If your TV supports VRR and you want smoother frame pacing:
Enable VRR
If you’re troubleshooting a signal problem, temporarily turn VRR off, confirm 120Hz works, then turn VRR back on.
HDR doesn’t “create” 120Hz. It’s separate. If you’re stuck, set HDR to On When Supported and keep the rest simple.
Even with the TV and PS5 configured correctly, many games require you to select the right game mode.
Go to:
Settings → Saved Data and Game/App Settings → Game Presets → Performance Mode or Resolution Mode
Set it to Performance Mode.
Then, inside certain games, you may still need to enable:
120Hz Mode
Performance Mode
High Frame Rate Mode
Reality check: if the game doesn’t support 120fps, the PS5 won’t output 120Hz for it.
Don’t rely on “it feels smoother.” Confirm it.
Most TVs have an “Info” or “Signal” menu that shows:
resolution (e.g., 3840×2160)
refresh rate (e.g., 120Hz)
On PS5, go to:
Settings → Screen and Video → Video Output → Video Output Information
Look for a refresh rate or output mode that indicates higher refresh behavior.
If you only see 60Hz, go back to the troubleshooting section below.
Symptom: 120Hz option never appears, even after enabling settings.
Fix: Move PS5 to a different HDMI port—preferably the one intended for gaming/high refresh—then re-enable enhanced HDMI mode for that port.
Symptom: TV always reports 4K60.
Fix: Enable enhanced mode on that exact port and restart the TV.
Symptom: screen goes black when enabling 120Hz, flickers, drops signal, or falls back to 60Hz.

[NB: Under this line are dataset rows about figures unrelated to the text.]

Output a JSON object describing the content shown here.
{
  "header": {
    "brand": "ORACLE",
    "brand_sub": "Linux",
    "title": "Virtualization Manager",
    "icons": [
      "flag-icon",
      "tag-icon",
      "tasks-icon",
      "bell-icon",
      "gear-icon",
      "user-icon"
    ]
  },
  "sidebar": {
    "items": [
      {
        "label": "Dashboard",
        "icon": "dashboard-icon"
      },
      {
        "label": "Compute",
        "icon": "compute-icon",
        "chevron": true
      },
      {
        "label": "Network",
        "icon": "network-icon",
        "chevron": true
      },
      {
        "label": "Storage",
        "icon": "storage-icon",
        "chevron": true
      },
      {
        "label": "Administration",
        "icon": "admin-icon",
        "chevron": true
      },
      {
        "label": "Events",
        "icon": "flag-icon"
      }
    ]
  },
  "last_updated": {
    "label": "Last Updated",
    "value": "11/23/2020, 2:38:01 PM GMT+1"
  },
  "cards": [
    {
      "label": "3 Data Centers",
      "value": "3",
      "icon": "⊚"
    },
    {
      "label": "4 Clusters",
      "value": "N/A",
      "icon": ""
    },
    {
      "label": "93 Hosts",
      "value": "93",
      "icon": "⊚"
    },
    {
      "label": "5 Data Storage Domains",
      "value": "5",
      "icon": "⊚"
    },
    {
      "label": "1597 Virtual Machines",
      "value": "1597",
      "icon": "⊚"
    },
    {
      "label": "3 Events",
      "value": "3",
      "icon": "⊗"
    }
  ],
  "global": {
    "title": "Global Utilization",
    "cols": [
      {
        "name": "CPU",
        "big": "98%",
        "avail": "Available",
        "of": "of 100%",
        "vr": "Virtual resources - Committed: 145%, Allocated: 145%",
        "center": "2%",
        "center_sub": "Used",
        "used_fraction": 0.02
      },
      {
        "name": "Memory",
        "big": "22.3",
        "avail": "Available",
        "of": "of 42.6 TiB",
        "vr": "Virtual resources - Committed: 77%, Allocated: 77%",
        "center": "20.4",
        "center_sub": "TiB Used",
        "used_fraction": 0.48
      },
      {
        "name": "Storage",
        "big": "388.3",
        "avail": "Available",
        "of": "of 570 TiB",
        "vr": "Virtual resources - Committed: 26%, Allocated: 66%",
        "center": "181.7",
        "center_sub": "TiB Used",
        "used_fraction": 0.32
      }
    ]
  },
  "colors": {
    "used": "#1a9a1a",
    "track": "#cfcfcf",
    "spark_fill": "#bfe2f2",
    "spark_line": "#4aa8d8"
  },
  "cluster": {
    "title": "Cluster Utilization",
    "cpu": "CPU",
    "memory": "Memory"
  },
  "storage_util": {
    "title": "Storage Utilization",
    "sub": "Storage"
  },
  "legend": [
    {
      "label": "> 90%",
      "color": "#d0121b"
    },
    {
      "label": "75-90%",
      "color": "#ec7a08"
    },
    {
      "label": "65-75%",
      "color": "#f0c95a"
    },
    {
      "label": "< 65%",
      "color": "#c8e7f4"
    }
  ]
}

Fix: Swap the HDMI cable. This is the fastest way to isolate a bandwidth issue.
Symptom: PS5 settings look correct, but output stays at 60Hz in most games.
Fix: Confirm the game supports 120fps and you enabled its high frame rate mode. Also set PS5 Game Preset to Performance Mode.
Symptom: 120Hz works only when VRR is off, or you get flicker.
Fix: Turn VRR off, confirm stable 120Hz, then re-enable VRR. If flicker persists, keep VRR off for that specific game or reduce optional processing on the TV.
Symptom: high refresh options don’t trigger unless you switch modes.
Fix: Use Game Mode (or allow ALLM to enable it automatically). Some TVs limit high refresh features in certain picture modes.
If you’ve changed too many settings and aren’t sure what worked, do this:
Power off PS5 and TV
Unplug both for 30 seconds
Plug TV in, turn it on first
Enable enhanced HDMI mode on the correct port
Connect PS5, power it on
Set PS5 120Hz output to Automatic
Test with a confirmed 120fps game in Performance/120Hz mode
This “order of operations” fixes a lot of handshake problems.